For a long time now, potato farmers in the country have been facing a couple of challenges such as poor quality seeds, lack of information on crop nutrition programs, restricted access to finance and unreliable markets. But thanks to a partnership among industry stakeholders, this situation is bound to change for the benefit of the ever-resilient farmers.
Yara East Africa have entered a partnership focused on strengthening the potato value chain in Kenya, with an aim to provide reliable economic opportunities for potato farmers.
According to the National Potato Council of Kenya, potatoes are Kenya’s second-most significant food and economic crop after maize. Around 800,000 smallholder farmers cultivate the crop, resulting in downstream employment of 2.7 million people, and contributing more than over Sh50 billion to the economy. The average output is 10 tonnes per hectare.
“This initiative will work on addressing the current barriers that smallholder farmers face within the potato value chain by enabling access to affordable and quality inputs, credit, and markets,” noted William Ngeno, Yara East Africa’s Country Manager.
Through this partnership, Yara and its partners have developed modules that will help farmers increase potato yields though the use of appropriate input package, Yara crop nutrition solutions, Agrico seed varieties and Bayer crop protection solutions.
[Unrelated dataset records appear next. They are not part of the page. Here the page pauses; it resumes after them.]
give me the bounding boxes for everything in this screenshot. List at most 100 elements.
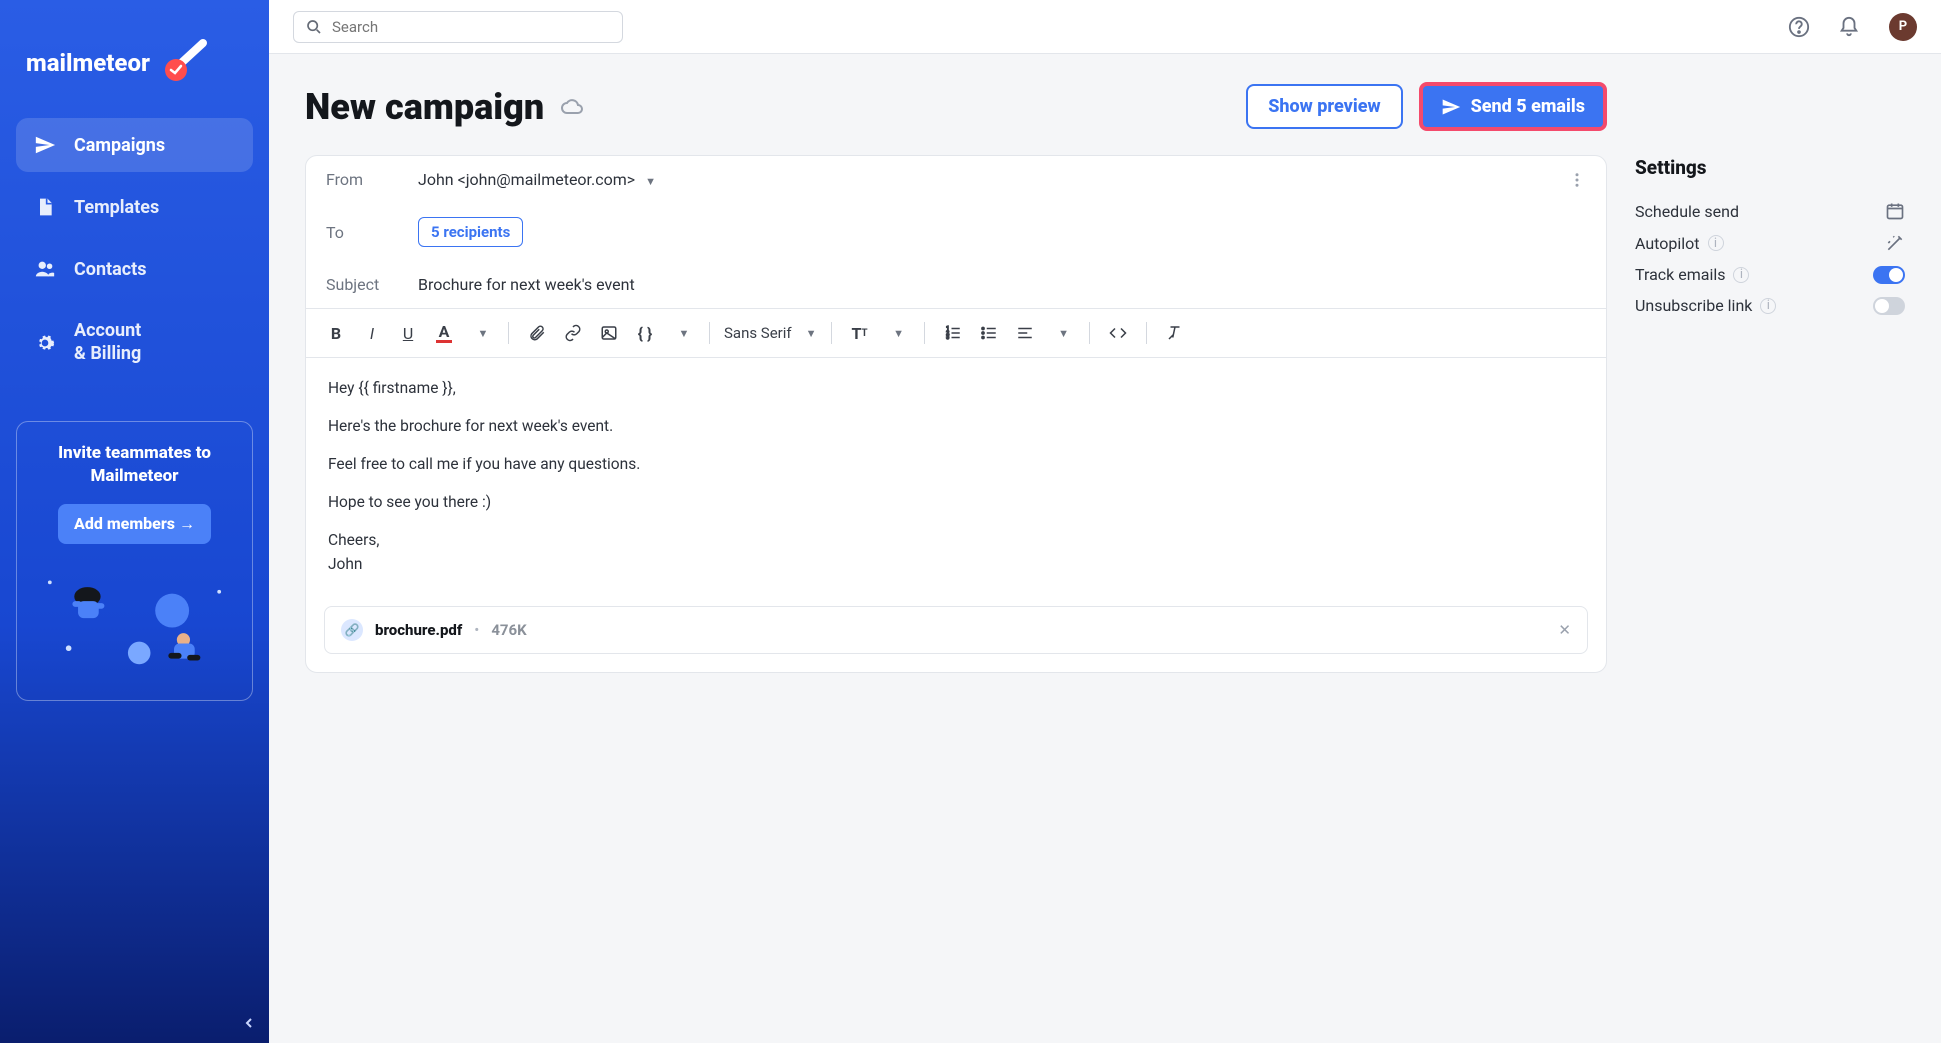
invite-illustration — [31, 560, 238, 680]
image-button[interactable] — [595, 319, 623, 347]
align-button[interactable] — [1011, 319, 1039, 347]
text-color-button[interactable]: A — [430, 319, 458, 347]
body-signature: Cheers, John — [328, 528, 1584, 576]
calendar-icon[interactable] — [1885, 201, 1905, 221]
editor-toolbar: B I U A ▼ { } ▼ Sans Serif — [306, 308, 1606, 358]
send-emails-button[interactable]: Send 5 emails — [1419, 82, 1607, 131]
font-family-select[interactable]: Sans Serif ▼ — [724, 324, 817, 342]
info-icon[interactable]: i — [1760, 298, 1776, 314]
chevron-down-icon: ▼ — [806, 327, 817, 340]
setting-schedule[interactable]: Schedule send — [1635, 195, 1905, 227]
body-line: Hey {{ firstname }}, — [328, 376, 1584, 400]
setting-unsubscribe: Unsubscribe link i — [1635, 290, 1905, 321]
align-dropdown-icon[interactable]: ▼ — [1047, 319, 1075, 347]
code-button[interactable] — [1104, 319, 1132, 347]
sidebar-item-label: Templates — [74, 197, 159, 218]
font-name: Sans Serif — [724, 324, 792, 342]
sidebar-nav: Campaigns Templates Contacts Account & B… — [16, 118, 253, 381]
content: New campaign Show preview Send 5 emails … — [269, 54, 1941, 1043]
send-icon — [34, 134, 56, 156]
to-row: To 5 recipients — [306, 203, 1606, 261]
unordered-list-button[interactable] — [975, 319, 1003, 347]
bold-button[interactable]: B — [322, 319, 350, 347]
email-body-editor[interactable]: Hey {{ firstname }}, Here's the brochure… — [306, 358, 1606, 594]
settings-panel: Settings Schedule send Autopilot i Track… — [1635, 82, 1905, 1015]
page-header: New campaign Show preview Send 5 emails — [305, 82, 1607, 131]
svg-text:3: 3 — [946, 335, 949, 341]
subject-row: Subject Brochure for next week's event — [306, 261, 1606, 308]
search-input[interactable] — [332, 18, 610, 36]
bell-icon[interactable] — [1837, 15, 1861, 39]
meteor-icon — [158, 38, 208, 88]
wand-icon[interactable] — [1885, 233, 1905, 253]
sidebar: mailmeteor Campaigns Templates Contacts … — [0, 0, 269, 1043]
collapse-sidebar-button[interactable] — [241, 1015, 257, 1031]
add-members-button[interactable]: Add members → — [58, 504, 211, 544]
ordered-list-button[interactable]: 123 — [939, 319, 967, 347]
subject-value[interactable]: Brochure for next week's event — [418, 275, 635, 294]
user-avatar[interactable]: P — [1889, 13, 1917, 41]
sidebar-item-account[interactable]: Account & Billing — [16, 304, 253, 381]
topbar: P — [269, 0, 1941, 54]
main-area: P New campaign Show preview Send 5 email… — [269, 0, 1941, 1043]
setting-label: Autopilot — [1635, 234, 1700, 253]
people-icon — [34, 258, 56, 280]
setting-track: Track emails i — [1635, 259, 1905, 290]
signature-line: Cheers, — [328, 531, 379, 549]
sidebar-item-label: Campaigns — [74, 135, 165, 156]
color-dropdown-icon[interactable]: ▼ — [466, 319, 494, 347]
attachment-icon: 🔗 — [341, 619, 363, 641]
send-button-label: Send 5 emails — [1471, 96, 1585, 117]
setting-label: Schedule send — [1635, 202, 1739, 221]
info-icon[interactable]: i — [1733, 267, 1749, 283]
attachment-name[interactable]: brochure.pdf — [375, 621, 462, 639]
compose-more-menu[interactable] — [1568, 171, 1586, 189]
invite-title-line2: Mailmeteor — [91, 466, 179, 486]
chevron-down-icon: ▼ — [645, 175, 656, 188]
invite-title: Invite teammates to Mailmeteor — [31, 442, 238, 488]
sidebar-item-contacts[interactable]: Contacts — [16, 242, 253, 296]
from-address: John <john@mailmeteor.com> — [418, 170, 635, 189]
track-emails-toggle[interactable] — [1873, 266, 1905, 284]
brand-name: mailmeteor — [26, 49, 150, 77]
unsubscribe-toggle[interactable] — [1873, 297, 1905, 315]
send-icon — [1441, 97, 1461, 117]
setting-label: Unsubscribe link — [1635, 296, 1752, 315]
dot-separator: • — [474, 621, 479, 639]
setting-label: Track emails — [1635, 265, 1725, 284]
clear-format-button[interactable] — [1161, 319, 1189, 347]
document-icon — [34, 196, 56, 218]
body-line: Feel free to call me if you have any que… — [328, 452, 1584, 476]
invite-card: Invite teammates to Mailmeteor Add membe… — [16, 421, 253, 701]
font-size-button[interactable]: TT — [846, 319, 874, 347]
font-size-dropdown-icon[interactable]: ▼ — [882, 319, 910, 347]
search-box[interactable] — [293, 11, 623, 43]
from-label: From — [326, 170, 398, 189]
search-icon — [306, 19, 322, 35]
to-label: To — [326, 223, 398, 242]
invite-title-line1: Invite teammates to — [58, 443, 211, 463]
recipients-chip[interactable]: 5 recipients — [418, 217, 523, 247]
underline-button[interactable]: U — [394, 319, 422, 347]
brand-logo[interactable]: mailmeteor — [16, 18, 253, 118]
sidebar-item-label: Account & Billing — [74, 320, 141, 365]
settings-title: Settings — [1635, 156, 1905, 179]
setting-autopilot[interactable]: Autopilot i — [1635, 227, 1905, 259]
help-icon[interactable] — [1787, 15, 1811, 39]
show-preview-button[interactable]: Show preview — [1246, 84, 1402, 129]
page-title: New campaign — [305, 86, 544, 128]
sidebar-item-campaigns[interactable]: Campaigns — [16, 118, 253, 172]
from-value[interactable]: John <john@mailmeteor.com> ▼ — [418, 170, 656, 189]
remove-attachment-button[interactable]: ✕ — [1558, 621, 1571, 639]
link-button[interactable] — [559, 319, 587, 347]
info-icon[interactable]: i — [1708, 235, 1724, 251]
italic-button[interactable]: I — [358, 319, 386, 347]
sidebar-item-templates[interactable]: Templates — [16, 180, 253, 234]
variable-dropdown-icon[interactable]: ▼ — [667, 319, 695, 347]
attachment-size: 476K — [491, 621, 526, 639]
body-line: Hope to see you there :) — [328, 490, 1584, 514]
attach-button[interactable] — [523, 319, 551, 347]
signature-line: John — [328, 555, 363, 573]
variable-button[interactable]: { } — [631, 319, 659, 347]
subject-label: Subject — [326, 275, 398, 294]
Yara endeavours to provide customised fertilisers to not only enable farmers achieve higher yields but also get the desired tuber quality.
Co-operative Bank of Kenya will provide affordable financing options for the farmers to ensure timely access to quality inputs. Simplifine Ltd on the other end shall provide market access for the financed farmers by buying their produce.
Subhashini Chandran, Yara International’s Vice President for Social Impact – Africa & Asia, stated, “One of the key pillars in our regional social impact strategy is to create sustainable incomes for smallholder farmers across the country. We see this partnership delivering stable and strong economic returns for Kenya’s potato farmers and hope to see them achieve higher productivity and incomes.”
By 2026, this partnership will benefit 30,000 potato farmers in Kenya, improving yields by more than 50 per cent and reducing post-harvest losses by at least 50 per cent, thereby delivering prosperity for farming communities. Key gaps will be addressed including agronomy, commercial and digital knowledge and access to finance.
Of the estimated 7,000 active agro-retailers in Kenya, more than 4,000 work with Yara. This ensures that farmers across the country are served with the key crop nutrition formulations. The company also partners with two million smallholder farmers and 3,500 MSMEs, resulting in the production of staple crops to feed 10 million people.
Synergies in agriculture bring amazing results from farm to fork for the benefit of all stakeholders along the value chain. More of these are needed in the sector to realise the untapped potential, improve the livelihoods of farmers and inch us closer to food security.